Жюстина, поминутно оглядываясь, продолжила уборку, пока не дошла до двери кабинета. Открыв ее, увидела, что Д'Аламбер по-прежнему сидит за столом, большим столом, который он когда-то велел повернуть так, чтобы сидеть спиной к двери и не видеть входящей и выходящей прислуги, пребывая в полной иллюзии, что работает в одиночестве. Завтрак остался нетронутым. Этот человек был создан только для того, чтобы мыслить, учиться и писать. Жюстина завидовала Д'Аламберу, забыв о гневе и печали, которые он испытывал по неведомой ей причине. Совсем недавно она слышала, как он смеялся — будто над собственной работой, но поняла, что то был выхолощенный, пустой смех. У него была серьезная цель, и сейчас старик писал молча. Стол был завален письмами и документами, некоторые валялись на полу. Когда Жюстина взяла с обеденного стола поднос с завтраком, старик, казалось, этого не заметил.
V
В 1729 году, в возрасте двенадцати лет, меня отдали в знаменитый Коллеж-Мазарен, и только там я ощутил стимулирующее влияние учителей, которые, казалось, понимали математику лучше, чем ее в то время понимал я. Но все же меня выводили из себя долгие часы, проведенные за изучением столь бесполезных предметов, как церковная история или история злодейских подвигов тиранов и завоевателей, людей, ничем не отличавшихся от Медведя, единственными достижениями которых были несчастья и страдания, что они сеяли всюду, где появлялись. То были долгие часы, которые я предпочел бы посвятить собственным вычислениям. Я никогда не испытывал интереса к истории в том виде, в каком она представлена в учебниках, — скучному и бессмысленному перечислению событий, считающихся великими только в силу высокого положения и могущества их участников. Мой интерес возбуждает лишь история, представляющая собой сведения о тех, кто достиг чего-либо ценой собственных дарований и достоинств.
В Колледже я особенно полюбил одного из учителей. Он, как мне кажется, писал оригинальные работы по математике; он не просто излагал нам факты, но глубоко понимал то, что рассказывал, и это делало его уроки интереснее всех остальных. Это был низкорослый, тучный, страдавший одышкой человек, у которого, несмотря на возраст (ему было тридцать или сорок лет), было совершенно мальчишеское лицо, что делало его очень привлекательным и располагающим к себе.
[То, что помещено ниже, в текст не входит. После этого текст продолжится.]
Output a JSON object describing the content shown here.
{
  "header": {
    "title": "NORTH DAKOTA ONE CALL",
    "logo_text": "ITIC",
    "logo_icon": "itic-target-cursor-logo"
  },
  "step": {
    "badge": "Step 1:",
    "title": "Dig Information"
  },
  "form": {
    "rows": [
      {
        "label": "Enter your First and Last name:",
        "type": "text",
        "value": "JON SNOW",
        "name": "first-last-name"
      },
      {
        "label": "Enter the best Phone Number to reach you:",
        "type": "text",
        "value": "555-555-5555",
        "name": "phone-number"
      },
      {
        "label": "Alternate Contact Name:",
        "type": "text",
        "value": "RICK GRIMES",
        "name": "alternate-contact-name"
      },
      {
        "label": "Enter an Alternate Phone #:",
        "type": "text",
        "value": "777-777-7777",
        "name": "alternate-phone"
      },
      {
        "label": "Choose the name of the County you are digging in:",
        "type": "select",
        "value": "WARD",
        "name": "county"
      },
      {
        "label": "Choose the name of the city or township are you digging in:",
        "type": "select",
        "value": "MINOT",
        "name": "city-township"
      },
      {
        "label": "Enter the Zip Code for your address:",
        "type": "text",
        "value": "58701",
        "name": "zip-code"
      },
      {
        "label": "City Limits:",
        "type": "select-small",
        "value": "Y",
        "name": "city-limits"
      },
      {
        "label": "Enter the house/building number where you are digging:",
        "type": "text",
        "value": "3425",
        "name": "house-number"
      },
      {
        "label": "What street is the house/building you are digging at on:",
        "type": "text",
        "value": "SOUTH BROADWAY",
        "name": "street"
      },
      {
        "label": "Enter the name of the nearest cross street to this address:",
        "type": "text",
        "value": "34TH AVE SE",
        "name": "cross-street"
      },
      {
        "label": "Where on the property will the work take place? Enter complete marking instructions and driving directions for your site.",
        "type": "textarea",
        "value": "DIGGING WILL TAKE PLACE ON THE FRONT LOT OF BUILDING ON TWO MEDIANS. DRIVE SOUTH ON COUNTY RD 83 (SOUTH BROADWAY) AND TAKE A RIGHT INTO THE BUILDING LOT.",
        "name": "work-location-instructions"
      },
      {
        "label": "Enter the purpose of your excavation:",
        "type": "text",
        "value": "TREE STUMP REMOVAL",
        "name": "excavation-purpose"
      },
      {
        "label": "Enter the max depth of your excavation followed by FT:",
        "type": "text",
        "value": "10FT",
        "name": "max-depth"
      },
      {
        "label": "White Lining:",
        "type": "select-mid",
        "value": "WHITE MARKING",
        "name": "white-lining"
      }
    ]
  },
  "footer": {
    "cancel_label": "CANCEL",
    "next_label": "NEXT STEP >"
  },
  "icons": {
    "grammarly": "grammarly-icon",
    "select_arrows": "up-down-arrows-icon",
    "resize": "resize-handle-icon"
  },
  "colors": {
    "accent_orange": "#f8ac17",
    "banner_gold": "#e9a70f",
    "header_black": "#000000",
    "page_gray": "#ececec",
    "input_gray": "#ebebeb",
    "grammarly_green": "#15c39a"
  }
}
Однажды он обратился к нам с мыслью, которая будто бы только что пришла ему в голову:
— Представьте себе корабль, плывущий по морю с постоянной скоростью.
Я вообразил себе один из кораблей, виденных мной на восхитительных книжных иллюстрациях (тогда я еще ни разу в жизни не видел моря).
— Теперь скажите мне, — продолжал мэтр, — какова скорость корабля в единичный мгновенный отрезок времени?
Были предложены самые разнообразные ответы, но в конце концов большинство из нас сошлось на том, что поскольку мгновение не имеет длительности, то за это время корабль не успеет пройти никакого расстояния, и, следовательно, его скорость равна нулю.
Учитель просиял:
— Но это означает, что в любой отдельно взятый момент времени корабль стоит на месте! В таком случае как же он движется?
Это был парадокс, который, по словам мэтра, впервые высказал Зенон из Элей, живший около двух тысяч лет назад. Учитель предложил решение, но оно показалось мне неубедительным, и я решил глубже обдумать этот предмет. Только со временем я узнал, что задача уже была решена Ньютоном, и его метод решения, известный как исчисление бесконечно малых величин стал впоследствии главным инструментом всех моих дальнейших исследований поведения твердых тел, жидкостей, а также звезд и планет. То, что все виды движения, а следовательно, и вся Природа как таковая могут быть сведены к одной великой задаче исчисления, — это идея, способная привести к предположению, что мы имеем дело с Великой Истиной, единым законом, лежащим в основе всего, что мы видим. Уже в юные годы я понял и осознал, что при таком новом видении космоса в нем может не остаться места для Бога.